Author Highlight's Windsor's Spot In Black History
An award winning author and historian has returned to Windsor to discuss the importance of black history.
Karolyn Smardz Frost held a seminar at the University of Windsor Thursday evening.
Frost is responsible for discovering the first archeological site connected to the underground railroad in Canada back in 1985.
At her seminar, she highlighted the importance of African-Canadian history in the region.
Frost says Windsor-Essex was an instrumental part of the underground railroad. She says before Windsor was known as the automotive capital of Canada, it was a beacon of freedom.
"This is such an important crossing in the underground railroad," says Frost. "This piece of the river, this piece of our boarder has a significance that goes back for generations that means freedom."
Frost says her latest research focuses on the collaboration between African-Americans and Canadians during the 19th century.
"I am talking about borderlands and one of the things I am focusing on is the fact that people, African-Canadian and African-American communities on either side of the Detroit River all cooperated with each other in the development of systems to help people escape to freedom in Canada and to fins a warm and safe reception when they arrived there," says Frost.
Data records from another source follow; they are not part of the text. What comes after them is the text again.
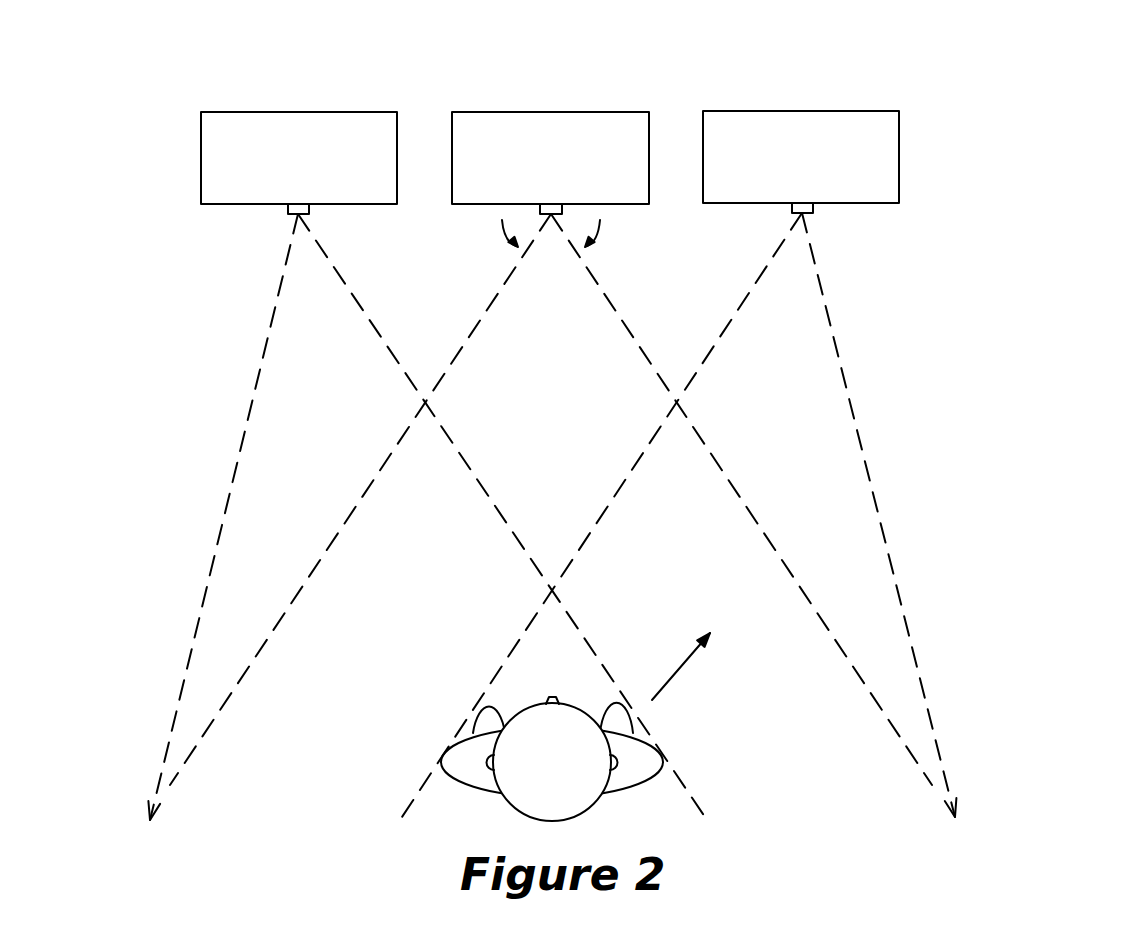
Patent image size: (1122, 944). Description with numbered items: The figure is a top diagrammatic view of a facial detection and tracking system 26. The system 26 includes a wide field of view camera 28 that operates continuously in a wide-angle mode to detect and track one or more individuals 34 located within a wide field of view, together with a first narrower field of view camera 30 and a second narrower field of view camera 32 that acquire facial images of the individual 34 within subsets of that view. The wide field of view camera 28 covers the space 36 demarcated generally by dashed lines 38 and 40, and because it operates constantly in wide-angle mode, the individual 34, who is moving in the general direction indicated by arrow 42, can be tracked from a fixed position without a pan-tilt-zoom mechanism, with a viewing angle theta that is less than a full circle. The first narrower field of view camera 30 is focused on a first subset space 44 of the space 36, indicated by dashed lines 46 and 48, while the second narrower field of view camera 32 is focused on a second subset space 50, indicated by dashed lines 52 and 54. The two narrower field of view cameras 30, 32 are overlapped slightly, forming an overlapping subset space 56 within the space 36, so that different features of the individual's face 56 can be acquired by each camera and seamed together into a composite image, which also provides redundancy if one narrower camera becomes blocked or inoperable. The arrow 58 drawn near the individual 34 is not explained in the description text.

The facial detection and tracking system 26 is at (1013, 303).
The wide field of view camera 28 is at (613, 125).
The first narrower field of view camera 30 is at (363, 125).
The second narrower field of view camera 32 is at (865, 125).
The individual 34 is at (610, 742).
The space 36 is at (565, 320).
The dashed line 38 is at (450, 360).
The dashed line 40 is at (645, 362).
The arrow 42 is at (677, 675).
The first subset space 44 is at (305, 287).
The dashed line 46 is at (279, 288).
The dashed line 48 is at (365, 315).
The second subset space 50 is at (790, 338).
The dashed line 52 is at (705, 360).
The dashed line 54 is at (850, 395).
The overlapping subset space 56 is at (530, 707).
The line of sight 58 is at (560, 668).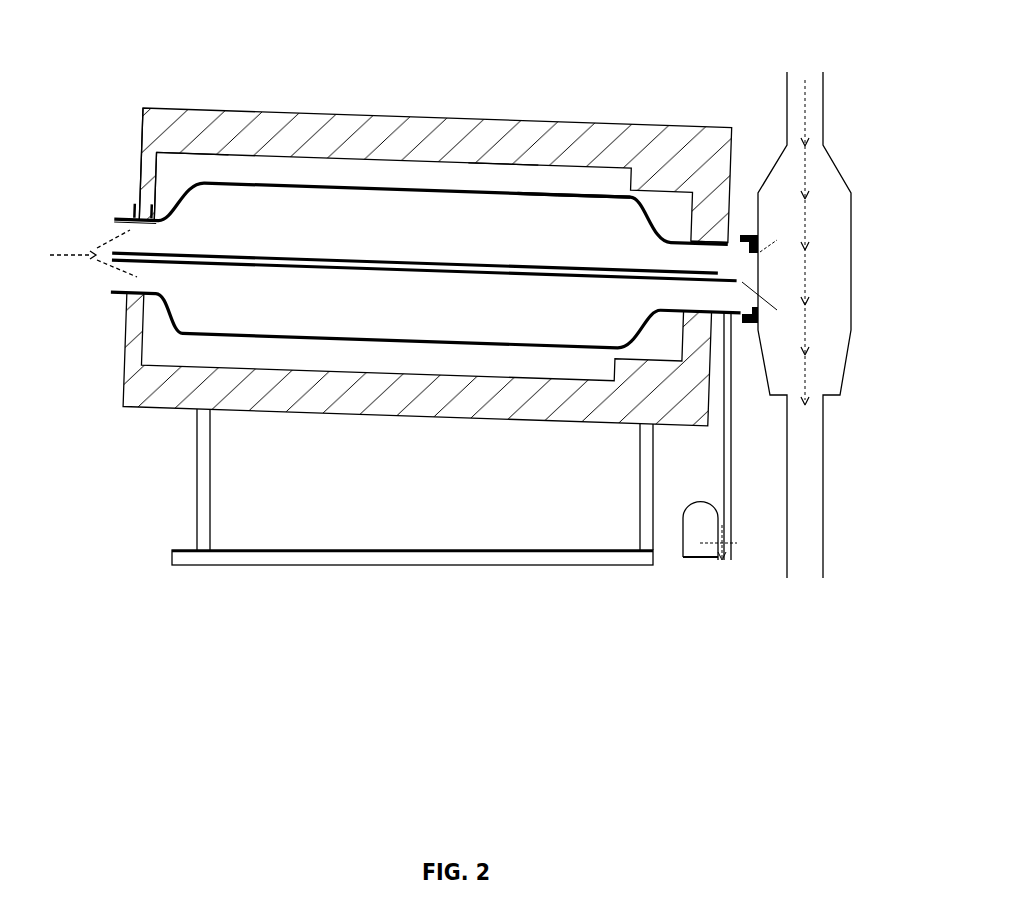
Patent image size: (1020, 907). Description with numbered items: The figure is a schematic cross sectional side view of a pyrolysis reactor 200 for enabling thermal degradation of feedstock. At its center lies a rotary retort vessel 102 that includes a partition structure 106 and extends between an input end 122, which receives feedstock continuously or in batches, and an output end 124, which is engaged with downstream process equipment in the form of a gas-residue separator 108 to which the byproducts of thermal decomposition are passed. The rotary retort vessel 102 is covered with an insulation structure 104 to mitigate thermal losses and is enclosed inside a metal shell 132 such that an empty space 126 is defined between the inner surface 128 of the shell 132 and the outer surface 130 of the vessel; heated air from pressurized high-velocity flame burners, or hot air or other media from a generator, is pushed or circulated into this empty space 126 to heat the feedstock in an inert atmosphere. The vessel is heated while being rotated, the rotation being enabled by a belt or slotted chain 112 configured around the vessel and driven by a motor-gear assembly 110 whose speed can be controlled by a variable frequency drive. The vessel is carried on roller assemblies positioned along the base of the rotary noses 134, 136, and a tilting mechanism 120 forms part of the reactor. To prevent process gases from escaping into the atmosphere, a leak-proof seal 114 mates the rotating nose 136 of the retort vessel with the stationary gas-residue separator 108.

The rotary retort vessel 102 is at (208, 207).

President of the Essex County Black Historical Research Society Irene Moore Davis says Frost's work has helped kept black history alive in the region.
"I just want to encourage people to keep reading and studying black history year round," says Davis. "This area was so critical at the time of the underground railroad. There is a reason why the Canada national historic plaque about the underground railroad is here in Windsor. Everyone in this region should be so proud of that heritage."
Frost has written several books about her findings including 'I've Got A Home In Glory Land' which won a Governor General's Literary Award.